China and Russia alliance under BRICS puts the west on its toes

Published:July04,2022

By Staff writer

The Russian president Vladimir Putin is reported to have announced recently that his country alongside China and BRICS nations, were setting plans to launch a new global reserve currency made up of basket of BRICS currencies. If the plan succeeds, the reserve currency is expected to be a direct threat to the US dollar that has dominated for decades as a global trading currency.

The news about the planned BRICS currency comes at a time Iran and Argentina are said to have applied to join the block. The drive to join BRICS is seen as an opportunity to counter western led hegemony and globalization.  Currently, the BRICS account for almost 32% of the global GDP, going by the PPP basis. The share rises to 33% with the acceptance of Iran and Algentina to the BRICS. Other countries that have previously expressed willingness to join the block include; the United Arab Emirates, Saudi Arabia, Egypt, Nigeria, Senegal, Kazakhstan, Indonesia, and Thailand. Financial analysts believe that the expanded BRICS will make a large trading block that can justify putting in place a reserve currency.

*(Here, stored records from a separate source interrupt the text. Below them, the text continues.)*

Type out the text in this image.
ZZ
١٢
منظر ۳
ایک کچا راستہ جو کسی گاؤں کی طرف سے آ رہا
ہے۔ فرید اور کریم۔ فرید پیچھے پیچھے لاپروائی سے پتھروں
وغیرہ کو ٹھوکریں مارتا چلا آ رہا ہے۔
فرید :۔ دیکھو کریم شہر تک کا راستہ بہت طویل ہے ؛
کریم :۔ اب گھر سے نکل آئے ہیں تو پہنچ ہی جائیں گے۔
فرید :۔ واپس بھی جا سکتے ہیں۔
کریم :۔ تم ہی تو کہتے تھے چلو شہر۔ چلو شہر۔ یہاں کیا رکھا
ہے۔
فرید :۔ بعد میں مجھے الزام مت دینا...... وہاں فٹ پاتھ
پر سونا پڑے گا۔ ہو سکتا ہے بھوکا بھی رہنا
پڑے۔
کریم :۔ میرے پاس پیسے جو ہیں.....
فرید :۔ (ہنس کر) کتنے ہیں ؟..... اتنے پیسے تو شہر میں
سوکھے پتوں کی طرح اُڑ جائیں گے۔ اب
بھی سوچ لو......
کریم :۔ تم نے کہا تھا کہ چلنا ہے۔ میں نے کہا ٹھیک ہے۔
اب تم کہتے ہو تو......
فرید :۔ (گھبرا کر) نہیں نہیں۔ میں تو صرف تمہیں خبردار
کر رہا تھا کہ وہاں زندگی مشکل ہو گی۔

In terms of production and Natural resources, the expanded BRICS countries produce 50 % of iron ore, 40% of global corn, 46% of global wheat production and 26% of oil output. Economists are of the view that if all the products were traded in the new reserve currency, it would undoubtedly become the pillar of the world economy. The “BRICS Plus” mechanism was introduced at the BRICS Summit in Xiamen, Fujian province, in 2017.

According to a recent IMF released a report released by the end of June, shows that the US dollar currently makes up 59% of global reserves, falling from 70% in 1999. The report highlights that central bank reserve managers were shifting their portifolis away from the dollar into non-traditional currencies.

The west is also not sleeping. The current war between Russian and Ukraine was sparked by NATO and its allies mainly the US, with intentions to expand its area of influence militarily and economically. The war has exposed the fault line of two main alliances as US and allies under NATO Vs Russia and China under the BRICS. 

Philip Pilkington an Irish economist and author of The Reformation in Economics,

Says that the changes taking place in the global economy are the biggest experienced since 1945, yet very little is talked about the subject in the press and by politicians. Philip questions whether western leaders have a strategy for the unfolding new world and the impact on the western living standards. Edging out the US dollar may not be realized without a spirited fight from the US to weaken economies of the BRICS countries especially Russia and China.  The current sanction against Russia by US and the trade wars between US and China where companies like Huawei were pushed out of the US market are just a few examples to show that the battle to weaken Russia and China economies is already on.